As CAENY instructors created a safer space for us, we talked about our individual experiences with violence and/or harassment. Afterwards, CAENY instructors helped the group to distinguish what it is to be an “upstander,” “bystander” or an “active witness.”
Focusing on the voice as a de-escalating facet of self-defense, we shared strategies on how one might “flip the script” in order to intervene in a manner to keep ourselves and others safer. In one example, our lead instructor referred a YouTube video showing a bystander filming an incident of violence and an attendant upstander intervention. (The video went viral; you can see a short write up of this encounter here). In watching the video, it might be easy for someone with racist or biased politics to quickly diminish and categorize this incident as people of color battling with other people of color. However, such an analysis would be shallow and inaccurate. I however, instead, want to draw our collective attention to something much richer.
First, I want to look back to an earlier event. In the “Global Perspectives on the Fight for Higher Education” roundtable discussion that I organized and moderated on March 6th, I referenced Dr. Ruth Wilson Gilmore’s call for the University Worth Fighting For to embrace what Gilmore has described as “an abolition geography” a year prior when Gilmore spoke at the Futures Initiative’s “Teaching as Social Justice” event, on April 14, 2016.
So what does this YouTube video and Gilmore’s “abolition geography” have to do with the Bystander Intervention training that we organized last month? Well, what is happening in the video mentioned above is not just a random intervention, but more specifically, it is demonstrative of what an abolitionist approaching this situation might evoke. I am not saying that the woman who intervened in the video is an abolitionist; I do not know her politics, and neither am I saying that anyone who approaches a situation like this is inherently an abolitionist. Abolition is very serious and specific work. Rather, what I am suggesting is that the idea of using a commonality (in the case of this video, a Latinx ethnicity or identity) as a way to pull someone in, is a different approach to correcting violent behavior and other social problems. Perhaps this video captures a different kind of awareness, one that approaches intervention and problem solving, by not casting someone out or away, but by drawing them as a human being back into the community.
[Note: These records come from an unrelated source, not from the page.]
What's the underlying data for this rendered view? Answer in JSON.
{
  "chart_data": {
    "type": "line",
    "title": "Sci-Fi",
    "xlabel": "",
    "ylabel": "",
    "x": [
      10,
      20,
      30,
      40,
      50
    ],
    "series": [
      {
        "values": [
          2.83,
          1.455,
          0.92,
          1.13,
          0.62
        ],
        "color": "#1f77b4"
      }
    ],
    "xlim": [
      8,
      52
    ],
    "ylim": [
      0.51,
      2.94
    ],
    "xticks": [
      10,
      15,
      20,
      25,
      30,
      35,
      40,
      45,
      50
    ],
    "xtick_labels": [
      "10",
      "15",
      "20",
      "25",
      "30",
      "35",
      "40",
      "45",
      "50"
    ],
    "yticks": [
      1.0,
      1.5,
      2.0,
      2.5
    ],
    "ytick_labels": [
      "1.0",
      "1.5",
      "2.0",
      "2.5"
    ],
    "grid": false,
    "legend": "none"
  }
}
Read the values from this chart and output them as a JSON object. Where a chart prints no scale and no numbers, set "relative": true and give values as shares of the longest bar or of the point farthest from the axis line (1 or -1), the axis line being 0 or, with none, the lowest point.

It’s an approach that, when practiced meaningfully, calls us to attend to a (collective) sense of self that defies a dominant logic of punishment. The incident captured in the above mentioned video might be undergirded by a set of values that attends to and prioritizes a revolutionary love.
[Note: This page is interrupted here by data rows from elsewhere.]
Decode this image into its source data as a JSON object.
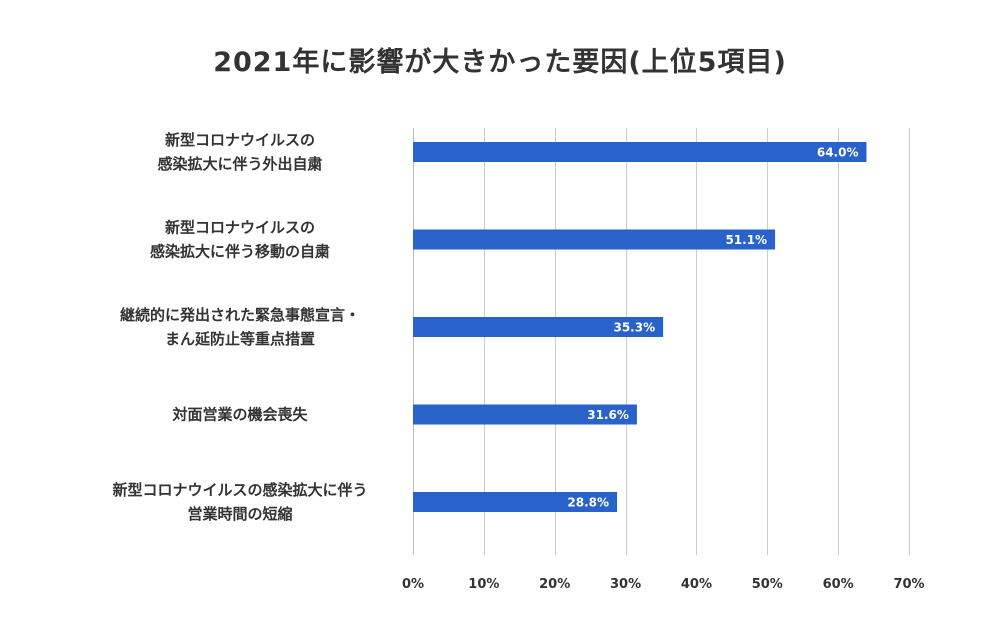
{
  "chart_data": {
    "type": "bar",
    "orientation": "horizontal",
    "title": "2021年に影響が大きかった要因(上位5項目)",
    "categories": [
      [
        "新型コロナウイルスの",
        "感染拡大に伴う外出自粛"
      ],
      [
        "新型コロナウイルスの",
        "感染拡大に伴う移動の自粛"
      ],
      [
        "継続的に発出された緊急事態宣言・",
        "まん延防止等重点措置"
      ],
      [
        "対面営業の機会喪失"
      ],
      [
        "新型コロナウイルスの感染拡大に伴う",
        "営業時間の短縮"
      ]
    ],
    "values": [
      64.0,
      51.1,
      35.3,
      31.6,
      28.8
    ],
    "value_labels": [
      "64.0%",
      "51.1%",
      "35.3%",
      "31.6%",
      "28.8%"
    ],
    "xlim": [
      0,
      70
    ],
    "xticks": [
      0,
      10,
      20,
      30,
      40,
      50,
      60,
      70
    ],
    "xtick_labels": [
      "0%",
      "10%",
      "20%",
      "30%",
      "40%",
      "50%",
      "60%",
      "70%"
    ],
    "xlabel": "",
    "ylabel": "",
    "grid": true,
    "bar_color": "#2962c9"
  }
}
The geography of racial capitalism has oriented the world to engage in what Gilmore calls “the displacement of difference” (2002). Too often, rather than bring people into the community, our world is predicated with putting people out, putting people away and placing people behind bars (either metaphorically or materially).
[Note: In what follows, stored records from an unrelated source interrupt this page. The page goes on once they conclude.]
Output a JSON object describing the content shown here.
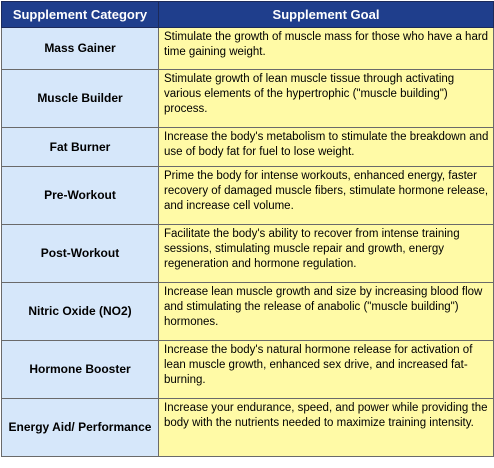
{
  "table": {
    "headers": {
      "category": "Supplement Category",
      "goal": "Supplement Goal"
    },
    "rows": [
      {
        "category": "Mass Gainer",
        "goal": "Stimulate the growth of muscle mass for those who have a hard time gaining weight."
      },
      {
        "category": "Muscle Builder",
        "goal": "Stimulate growth of lean muscle tissue through activating various elements of the hypertrophic (\"muscle building\") process."
      },
      {
        "category": "Fat Burner",
        "goal": "Increase the body's metabolism to stimulate the breakdown and use of body fat for fuel to lose weight."
      },
      {
        "category": "Pre-Workout",
        "goal": "Prime the body for intense workouts, enhanced energy, faster recovery of damaged muscle fibers, stimulate hormone release, and increase cell volume."
      },
      {
        "category": "Post-Workout",
        "goal": "Facilitate the body's ability to recover from intense training sessions, stimulating muscle repair and growth, energy regeneration and hormone regulation."
      },
      {
        "category": "Nitric Oxide (NO2)",
        "goal": "Increase lean muscle growth and size by increasing blood flow and stimulating the release of anabolic (\"muscle building\") hormones."
      },
      {
        "category": "Hormone Booster",
        "goal": "Increase the body's natural hormone release for activation of lean muscle growth, enhanced sex drive, and increased fat-burning."
      },
      {
        "category": "Energy Aid/ Performance",
        "goal": "Increase your endurance, speed, and power while providing the body with the nutrients needed to maximize training intensity."
      }
    ]
  }
}
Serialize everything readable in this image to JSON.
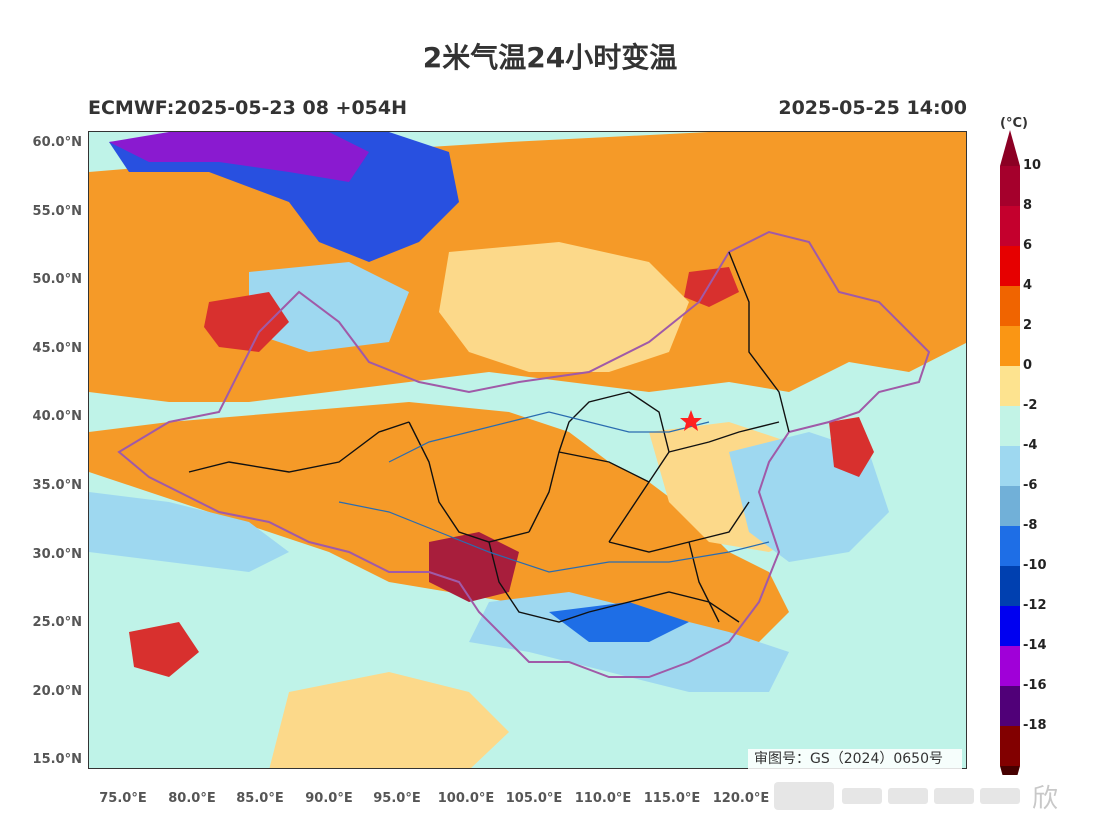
{
  "title": "2米气温24小时变温",
  "model_run": "ECMWF:2025-05-23 08 +054H",
  "valid_time": "2025-05-25 14:00",
  "unit": "(°C)",
  "lat_labels": [
    "60.0°N",
    "55.0°N",
    "50.0°N",
    "45.0°N",
    "40.0°N",
    "35.0°N",
    "30.0°N",
    "25.0°N",
    "20.0°N",
    "15.0°N"
  ],
  "lon_labels": [
    "75.0°E",
    "80.0°E",
    "85.0°E",
    "90.0°E",
    "95.0°E",
    "100.0°E",
    "105.0°E",
    "110.0°E",
    "115.0°E",
    "120.0°E"
  ],
  "colorbar": {
    "labels": [
      "10",
      "8",
      "6",
      "4",
      "2",
      "0",
      "-2",
      "-4",
      "-6",
      "-8",
      "-10",
      "-12",
      "-14",
      "-16",
      "-18"
    ],
    "colors": [
      "#a5002c",
      "#c4002d",
      "#e60000",
      "#f06400",
      "#fa9614",
      "#fde38f",
      "#c2f3e6",
      "#9ed8f0",
      "#71b0d8",
      "#1e6ee6",
      "#0040b0",
      "#0000f0",
      "#a000d8",
      "#500078",
      "#820000"
    ],
    "top_color": "#8c0024",
    "bottom_color": "#460000"
  },
  "map_colors": {
    "cold_purple": "#8a1ad0",
    "cold_blue": "#2850e0",
    "light_blue": "#9ed8f0",
    "orange": "#f59a28",
    "light_orange": "#fcd98a",
    "red": "#d8302e",
    "deep_red": "#a81e3c",
    "ocean": "#bff3e8",
    "border_purple": "#a05aa8",
    "province_black": "#111111",
    "river_blue": "#2a6cb0",
    "capital_star": "#ff2020"
  },
  "capital_marker": "star-icon",
  "approval_number": "审图号：GS（2024）0650号",
  "watermark": "欣"
}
It is for this reason perhaps, that in our Bystander Intervention Training, CAENY Instructors asked participants to think about not calling the police to intervene. The police do not prevent (nor can they predict) crime and neither do they solve social problems. Incarceration cannot and does not stop violence because at its core, it itself, is violent. One of the things that it is to be “radical,” means that we get at the root of a problem and further, that we imagine emancipatory possibilities. Gilmore’s “abolition geography” is also a philosophical demand that we make abolition a lived experience of our everyday lives. Higher education means that we understand and can act on different ways to be in the world. At its heart, this is an ontological imperative that might suggest a different relationship with each other, and it might act as the fertile ground to live in the otherwise.